Oil prices jump on rumors Iran to hold maneuvers in Strait of Hormuz

Published December 15th, 2011 - 09:30 GMT

Oil prices jumped above $100 -a-barrel yesterday on reports that Iran plans to hold military maneuvers to practice the closing of the Strait of Hormuz, according to Bloomberg citing the Fars news agency, although the Iranian Foreign Ministry later denied this report sending oil prices lower.

This is a mark of how tense relations between the nations now imposing trade sanctions and Iran have become. It is not as though the ability of the Iranian navy in its home waters to block the Strait is an unknown factor. But this sort of market rumor and the price response shows a very nervous oil market.

Persian Gulf oil supplies

Around 15.5 million barrels of oil travels through these waters each day or about one sixth of global consumption, mostly heading for Europe and China.
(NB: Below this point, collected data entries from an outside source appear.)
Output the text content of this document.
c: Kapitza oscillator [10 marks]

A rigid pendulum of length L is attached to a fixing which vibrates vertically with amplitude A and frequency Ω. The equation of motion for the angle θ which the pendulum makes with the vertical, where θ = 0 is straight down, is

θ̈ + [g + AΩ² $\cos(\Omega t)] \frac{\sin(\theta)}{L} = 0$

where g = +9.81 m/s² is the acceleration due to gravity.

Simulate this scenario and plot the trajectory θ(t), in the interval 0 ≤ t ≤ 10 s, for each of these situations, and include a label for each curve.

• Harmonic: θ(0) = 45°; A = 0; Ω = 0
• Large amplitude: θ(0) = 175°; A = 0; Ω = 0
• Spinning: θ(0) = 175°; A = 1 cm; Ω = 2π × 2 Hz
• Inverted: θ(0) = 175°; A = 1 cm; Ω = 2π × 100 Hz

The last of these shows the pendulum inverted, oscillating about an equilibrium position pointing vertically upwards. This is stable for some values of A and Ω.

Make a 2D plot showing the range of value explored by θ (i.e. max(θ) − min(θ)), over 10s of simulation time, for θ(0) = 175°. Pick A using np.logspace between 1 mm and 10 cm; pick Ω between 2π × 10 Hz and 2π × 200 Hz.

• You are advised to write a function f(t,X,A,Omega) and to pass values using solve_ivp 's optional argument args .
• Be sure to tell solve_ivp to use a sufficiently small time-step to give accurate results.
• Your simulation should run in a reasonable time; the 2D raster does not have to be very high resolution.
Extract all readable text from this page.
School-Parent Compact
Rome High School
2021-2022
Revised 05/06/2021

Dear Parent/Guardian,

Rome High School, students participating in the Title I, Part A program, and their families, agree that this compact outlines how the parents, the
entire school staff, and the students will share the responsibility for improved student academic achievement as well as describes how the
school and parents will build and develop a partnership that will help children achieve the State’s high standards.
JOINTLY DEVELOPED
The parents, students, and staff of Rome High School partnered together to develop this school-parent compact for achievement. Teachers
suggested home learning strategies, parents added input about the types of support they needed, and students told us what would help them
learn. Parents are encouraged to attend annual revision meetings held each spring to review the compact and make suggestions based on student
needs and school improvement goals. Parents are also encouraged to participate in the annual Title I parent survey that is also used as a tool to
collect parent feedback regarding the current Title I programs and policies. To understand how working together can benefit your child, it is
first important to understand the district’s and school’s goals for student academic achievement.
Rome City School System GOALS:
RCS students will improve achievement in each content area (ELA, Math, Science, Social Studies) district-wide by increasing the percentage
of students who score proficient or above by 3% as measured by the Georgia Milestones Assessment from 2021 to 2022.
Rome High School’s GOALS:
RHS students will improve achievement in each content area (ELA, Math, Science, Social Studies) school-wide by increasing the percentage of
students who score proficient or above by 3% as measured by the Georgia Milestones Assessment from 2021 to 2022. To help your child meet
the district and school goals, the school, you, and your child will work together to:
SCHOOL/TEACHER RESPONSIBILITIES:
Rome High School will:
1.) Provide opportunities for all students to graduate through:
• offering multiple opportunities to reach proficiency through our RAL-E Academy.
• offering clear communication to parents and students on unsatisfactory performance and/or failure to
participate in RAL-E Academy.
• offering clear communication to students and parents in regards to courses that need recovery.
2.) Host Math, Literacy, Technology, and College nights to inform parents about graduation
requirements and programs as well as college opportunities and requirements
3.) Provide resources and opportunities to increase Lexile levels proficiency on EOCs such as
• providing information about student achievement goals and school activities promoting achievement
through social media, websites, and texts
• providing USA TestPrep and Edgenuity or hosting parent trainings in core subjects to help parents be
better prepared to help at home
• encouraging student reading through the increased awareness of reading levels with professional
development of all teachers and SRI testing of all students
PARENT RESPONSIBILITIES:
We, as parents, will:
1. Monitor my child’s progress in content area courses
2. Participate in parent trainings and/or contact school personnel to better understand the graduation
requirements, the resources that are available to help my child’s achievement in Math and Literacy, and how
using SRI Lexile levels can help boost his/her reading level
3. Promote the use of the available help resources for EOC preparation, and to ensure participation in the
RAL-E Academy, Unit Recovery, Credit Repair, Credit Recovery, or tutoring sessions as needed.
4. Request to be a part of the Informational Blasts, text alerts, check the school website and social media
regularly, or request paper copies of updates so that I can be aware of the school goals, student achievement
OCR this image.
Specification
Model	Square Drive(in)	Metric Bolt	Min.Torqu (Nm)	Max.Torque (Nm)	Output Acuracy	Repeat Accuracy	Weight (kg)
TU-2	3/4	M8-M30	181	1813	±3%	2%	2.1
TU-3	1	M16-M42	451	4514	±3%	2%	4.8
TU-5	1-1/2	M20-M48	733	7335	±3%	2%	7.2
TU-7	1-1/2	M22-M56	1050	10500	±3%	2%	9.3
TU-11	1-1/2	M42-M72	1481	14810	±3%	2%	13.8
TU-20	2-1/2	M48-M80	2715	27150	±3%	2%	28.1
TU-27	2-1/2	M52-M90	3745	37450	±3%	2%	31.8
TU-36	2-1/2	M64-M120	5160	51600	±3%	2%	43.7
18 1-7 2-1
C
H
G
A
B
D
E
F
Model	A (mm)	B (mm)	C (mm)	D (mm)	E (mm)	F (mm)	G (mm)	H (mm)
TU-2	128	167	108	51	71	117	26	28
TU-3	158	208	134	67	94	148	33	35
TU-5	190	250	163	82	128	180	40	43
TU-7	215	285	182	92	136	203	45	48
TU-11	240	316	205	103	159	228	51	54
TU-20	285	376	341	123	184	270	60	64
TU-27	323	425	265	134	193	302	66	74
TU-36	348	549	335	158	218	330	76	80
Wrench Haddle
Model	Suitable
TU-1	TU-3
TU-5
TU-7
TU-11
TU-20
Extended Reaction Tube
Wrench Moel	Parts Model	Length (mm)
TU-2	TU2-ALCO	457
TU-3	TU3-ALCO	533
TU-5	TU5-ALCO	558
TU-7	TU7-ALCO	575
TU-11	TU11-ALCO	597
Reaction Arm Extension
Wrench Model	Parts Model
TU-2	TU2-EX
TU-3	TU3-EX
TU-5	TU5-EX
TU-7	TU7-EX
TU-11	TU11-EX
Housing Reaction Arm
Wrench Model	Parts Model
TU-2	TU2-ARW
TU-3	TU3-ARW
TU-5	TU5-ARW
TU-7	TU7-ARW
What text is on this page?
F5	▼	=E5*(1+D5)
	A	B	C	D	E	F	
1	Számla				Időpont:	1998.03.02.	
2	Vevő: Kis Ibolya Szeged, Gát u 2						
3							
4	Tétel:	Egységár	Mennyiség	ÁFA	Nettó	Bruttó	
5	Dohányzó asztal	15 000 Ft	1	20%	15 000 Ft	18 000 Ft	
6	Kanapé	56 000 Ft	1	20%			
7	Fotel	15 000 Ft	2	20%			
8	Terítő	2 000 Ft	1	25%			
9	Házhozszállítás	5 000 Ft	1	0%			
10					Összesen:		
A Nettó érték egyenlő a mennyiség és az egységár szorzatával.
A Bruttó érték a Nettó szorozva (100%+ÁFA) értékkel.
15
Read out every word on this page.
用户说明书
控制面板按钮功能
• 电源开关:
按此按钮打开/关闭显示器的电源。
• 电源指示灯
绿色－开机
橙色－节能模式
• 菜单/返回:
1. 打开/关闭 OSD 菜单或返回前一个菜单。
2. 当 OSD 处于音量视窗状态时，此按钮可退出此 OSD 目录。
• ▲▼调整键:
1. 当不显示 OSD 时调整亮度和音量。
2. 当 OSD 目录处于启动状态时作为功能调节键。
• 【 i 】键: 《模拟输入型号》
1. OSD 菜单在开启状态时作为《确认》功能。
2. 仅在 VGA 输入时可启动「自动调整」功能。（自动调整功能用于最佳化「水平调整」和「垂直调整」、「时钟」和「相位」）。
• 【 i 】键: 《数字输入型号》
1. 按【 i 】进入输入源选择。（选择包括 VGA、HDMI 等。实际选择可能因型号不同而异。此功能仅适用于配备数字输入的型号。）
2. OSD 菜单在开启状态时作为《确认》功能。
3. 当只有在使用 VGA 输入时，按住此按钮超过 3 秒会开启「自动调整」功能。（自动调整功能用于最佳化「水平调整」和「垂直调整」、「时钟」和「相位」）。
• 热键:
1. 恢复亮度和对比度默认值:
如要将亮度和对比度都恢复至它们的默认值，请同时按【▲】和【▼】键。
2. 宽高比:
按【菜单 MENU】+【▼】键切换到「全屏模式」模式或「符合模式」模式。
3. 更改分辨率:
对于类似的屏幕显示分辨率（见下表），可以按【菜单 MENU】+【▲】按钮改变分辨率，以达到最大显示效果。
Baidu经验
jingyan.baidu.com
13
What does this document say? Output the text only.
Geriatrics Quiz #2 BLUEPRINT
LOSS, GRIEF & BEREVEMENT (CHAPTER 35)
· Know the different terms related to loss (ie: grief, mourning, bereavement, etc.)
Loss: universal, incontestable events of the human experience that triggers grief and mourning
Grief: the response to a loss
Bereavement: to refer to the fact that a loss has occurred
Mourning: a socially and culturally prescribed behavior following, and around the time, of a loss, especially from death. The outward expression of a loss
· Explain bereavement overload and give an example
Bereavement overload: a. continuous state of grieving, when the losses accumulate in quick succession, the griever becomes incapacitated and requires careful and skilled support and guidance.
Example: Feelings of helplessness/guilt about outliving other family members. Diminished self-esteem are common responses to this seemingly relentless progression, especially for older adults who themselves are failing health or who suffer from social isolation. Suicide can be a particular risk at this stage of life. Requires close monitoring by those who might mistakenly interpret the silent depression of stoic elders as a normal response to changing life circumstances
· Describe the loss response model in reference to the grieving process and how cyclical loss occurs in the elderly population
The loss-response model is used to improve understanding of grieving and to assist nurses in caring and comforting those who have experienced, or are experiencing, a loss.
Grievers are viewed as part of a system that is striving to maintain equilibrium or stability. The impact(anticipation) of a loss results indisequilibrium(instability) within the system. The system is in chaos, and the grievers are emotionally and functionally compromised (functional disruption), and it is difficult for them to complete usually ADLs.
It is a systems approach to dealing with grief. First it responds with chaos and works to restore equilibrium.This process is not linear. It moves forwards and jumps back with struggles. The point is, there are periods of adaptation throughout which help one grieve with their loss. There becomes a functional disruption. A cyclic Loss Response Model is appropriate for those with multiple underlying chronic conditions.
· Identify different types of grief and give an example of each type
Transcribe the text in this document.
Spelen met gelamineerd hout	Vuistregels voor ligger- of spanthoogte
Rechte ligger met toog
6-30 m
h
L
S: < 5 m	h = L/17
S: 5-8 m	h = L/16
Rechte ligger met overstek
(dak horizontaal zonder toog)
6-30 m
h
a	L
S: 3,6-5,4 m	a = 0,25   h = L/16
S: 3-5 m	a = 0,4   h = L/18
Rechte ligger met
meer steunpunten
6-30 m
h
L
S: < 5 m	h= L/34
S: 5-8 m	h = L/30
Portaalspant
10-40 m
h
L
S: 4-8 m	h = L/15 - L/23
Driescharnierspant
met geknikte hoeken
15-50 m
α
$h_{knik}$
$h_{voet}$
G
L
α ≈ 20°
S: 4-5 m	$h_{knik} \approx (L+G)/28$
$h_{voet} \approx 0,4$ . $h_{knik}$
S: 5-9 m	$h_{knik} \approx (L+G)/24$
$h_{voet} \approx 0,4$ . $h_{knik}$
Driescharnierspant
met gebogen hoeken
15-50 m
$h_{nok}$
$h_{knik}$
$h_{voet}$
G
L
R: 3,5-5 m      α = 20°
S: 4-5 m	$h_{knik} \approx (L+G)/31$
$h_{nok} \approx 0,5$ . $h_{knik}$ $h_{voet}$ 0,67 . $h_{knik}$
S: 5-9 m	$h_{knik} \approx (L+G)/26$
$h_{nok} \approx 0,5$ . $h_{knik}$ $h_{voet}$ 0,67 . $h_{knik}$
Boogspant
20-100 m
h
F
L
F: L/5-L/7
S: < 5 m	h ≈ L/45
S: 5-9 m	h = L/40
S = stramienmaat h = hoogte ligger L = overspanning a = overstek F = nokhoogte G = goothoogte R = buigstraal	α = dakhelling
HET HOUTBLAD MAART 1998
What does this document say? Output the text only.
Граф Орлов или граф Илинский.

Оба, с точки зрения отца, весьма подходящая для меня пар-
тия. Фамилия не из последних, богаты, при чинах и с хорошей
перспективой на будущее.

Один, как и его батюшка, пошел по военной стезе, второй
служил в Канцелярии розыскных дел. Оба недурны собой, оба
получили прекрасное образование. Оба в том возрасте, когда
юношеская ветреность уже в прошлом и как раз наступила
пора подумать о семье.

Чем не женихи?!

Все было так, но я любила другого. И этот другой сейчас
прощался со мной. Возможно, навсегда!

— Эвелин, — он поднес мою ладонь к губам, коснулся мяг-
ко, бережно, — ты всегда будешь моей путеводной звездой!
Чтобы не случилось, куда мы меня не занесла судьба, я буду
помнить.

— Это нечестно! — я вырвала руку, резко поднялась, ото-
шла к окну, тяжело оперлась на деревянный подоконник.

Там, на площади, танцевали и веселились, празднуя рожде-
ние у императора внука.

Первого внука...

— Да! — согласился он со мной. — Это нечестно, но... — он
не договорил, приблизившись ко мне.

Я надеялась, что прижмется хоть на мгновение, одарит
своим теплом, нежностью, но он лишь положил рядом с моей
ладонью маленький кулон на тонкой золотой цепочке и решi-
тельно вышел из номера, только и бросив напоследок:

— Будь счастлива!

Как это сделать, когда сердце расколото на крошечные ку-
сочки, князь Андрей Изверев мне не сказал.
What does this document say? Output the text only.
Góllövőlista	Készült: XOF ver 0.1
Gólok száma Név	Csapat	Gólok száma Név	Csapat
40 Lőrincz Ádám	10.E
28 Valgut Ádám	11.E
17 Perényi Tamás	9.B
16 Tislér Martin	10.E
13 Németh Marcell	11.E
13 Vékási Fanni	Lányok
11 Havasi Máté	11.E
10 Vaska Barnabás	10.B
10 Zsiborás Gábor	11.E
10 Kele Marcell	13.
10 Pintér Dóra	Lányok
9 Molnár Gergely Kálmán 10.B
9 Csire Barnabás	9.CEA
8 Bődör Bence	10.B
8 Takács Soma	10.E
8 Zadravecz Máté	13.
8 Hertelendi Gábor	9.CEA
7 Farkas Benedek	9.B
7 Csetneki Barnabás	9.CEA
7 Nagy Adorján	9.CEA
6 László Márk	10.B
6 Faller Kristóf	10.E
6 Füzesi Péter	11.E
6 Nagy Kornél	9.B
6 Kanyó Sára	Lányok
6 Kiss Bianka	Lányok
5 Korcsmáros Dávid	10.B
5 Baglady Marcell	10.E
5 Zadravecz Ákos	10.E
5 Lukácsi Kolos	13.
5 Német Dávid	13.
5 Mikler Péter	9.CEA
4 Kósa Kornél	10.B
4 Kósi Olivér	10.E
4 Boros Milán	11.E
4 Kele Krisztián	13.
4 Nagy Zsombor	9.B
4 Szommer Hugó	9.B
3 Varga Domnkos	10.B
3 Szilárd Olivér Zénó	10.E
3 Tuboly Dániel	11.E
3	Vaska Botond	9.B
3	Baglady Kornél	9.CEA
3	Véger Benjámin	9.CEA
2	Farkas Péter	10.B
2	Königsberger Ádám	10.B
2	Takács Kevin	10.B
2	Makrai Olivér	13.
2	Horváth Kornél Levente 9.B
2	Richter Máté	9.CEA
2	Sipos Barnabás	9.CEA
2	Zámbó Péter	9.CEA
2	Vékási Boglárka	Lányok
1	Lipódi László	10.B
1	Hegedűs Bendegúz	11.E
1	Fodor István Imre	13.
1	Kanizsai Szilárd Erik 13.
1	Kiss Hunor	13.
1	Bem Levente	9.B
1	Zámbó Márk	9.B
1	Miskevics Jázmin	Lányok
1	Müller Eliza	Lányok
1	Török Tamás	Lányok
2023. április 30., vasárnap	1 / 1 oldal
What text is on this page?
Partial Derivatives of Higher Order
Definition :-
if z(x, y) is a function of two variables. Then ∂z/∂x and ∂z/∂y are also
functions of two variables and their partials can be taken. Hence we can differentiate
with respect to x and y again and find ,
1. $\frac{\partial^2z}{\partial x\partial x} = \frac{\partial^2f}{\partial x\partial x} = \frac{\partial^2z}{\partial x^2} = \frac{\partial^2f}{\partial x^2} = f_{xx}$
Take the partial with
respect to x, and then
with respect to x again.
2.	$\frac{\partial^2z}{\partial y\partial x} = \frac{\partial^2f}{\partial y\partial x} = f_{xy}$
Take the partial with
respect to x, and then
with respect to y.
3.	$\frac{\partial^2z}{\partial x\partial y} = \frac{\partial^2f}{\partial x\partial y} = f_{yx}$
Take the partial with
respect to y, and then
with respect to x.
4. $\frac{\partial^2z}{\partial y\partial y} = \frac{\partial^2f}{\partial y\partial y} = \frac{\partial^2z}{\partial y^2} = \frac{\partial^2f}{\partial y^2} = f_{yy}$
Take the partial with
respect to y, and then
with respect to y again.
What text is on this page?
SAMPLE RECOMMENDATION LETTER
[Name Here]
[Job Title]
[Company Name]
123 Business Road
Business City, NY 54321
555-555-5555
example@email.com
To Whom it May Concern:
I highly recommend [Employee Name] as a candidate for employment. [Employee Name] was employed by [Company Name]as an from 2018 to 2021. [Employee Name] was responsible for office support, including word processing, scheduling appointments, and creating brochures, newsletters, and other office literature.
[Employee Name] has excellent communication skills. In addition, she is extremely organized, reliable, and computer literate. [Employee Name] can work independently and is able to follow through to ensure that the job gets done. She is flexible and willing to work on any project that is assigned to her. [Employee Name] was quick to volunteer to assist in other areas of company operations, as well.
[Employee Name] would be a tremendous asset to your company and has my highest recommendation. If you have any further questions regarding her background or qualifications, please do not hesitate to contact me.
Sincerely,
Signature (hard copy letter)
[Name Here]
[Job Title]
Iran is the second largest Opec oil producer after Saudi Arabia with an output of 4.25 million barrels per day.

Not all Gulf oil passes via the Strait of Hormuz. The United Arab Emirates has recently opened a pipeline bypassing this natural bottleneck to the Indian Ocean.

However, Iran would not take such a bold decision lightly for it would cut off its only source of foreign exchange, plunging the country into a very serious economic recession. This would not make its government very popular with people who are already suffering from the impact of Western sanctions on external trade.

Oil boycott?

European governments are also mulling a boycott of Iranian oil in anycase after an IAEA report that the country is working on a nuclear weapons program. At the same time the whole Persian Gulf region is in a state of heightened tension because of the departure of the US from Iraq at the end of this month.

On the other hand, with the US to leave 20,000 personnel at its embassy compound in Baghdad, by far the largest US embassy in the world, and thousands at other consulates around the country this withdrawal is mainly symbolic with most of the military machine remaining close at hand in Kuwait.

In these circumstances any real change to the status quo in the region looks highly unlikely. The Iranian military threat remains nothing in comparison to the overwhelming force it would be stacked against.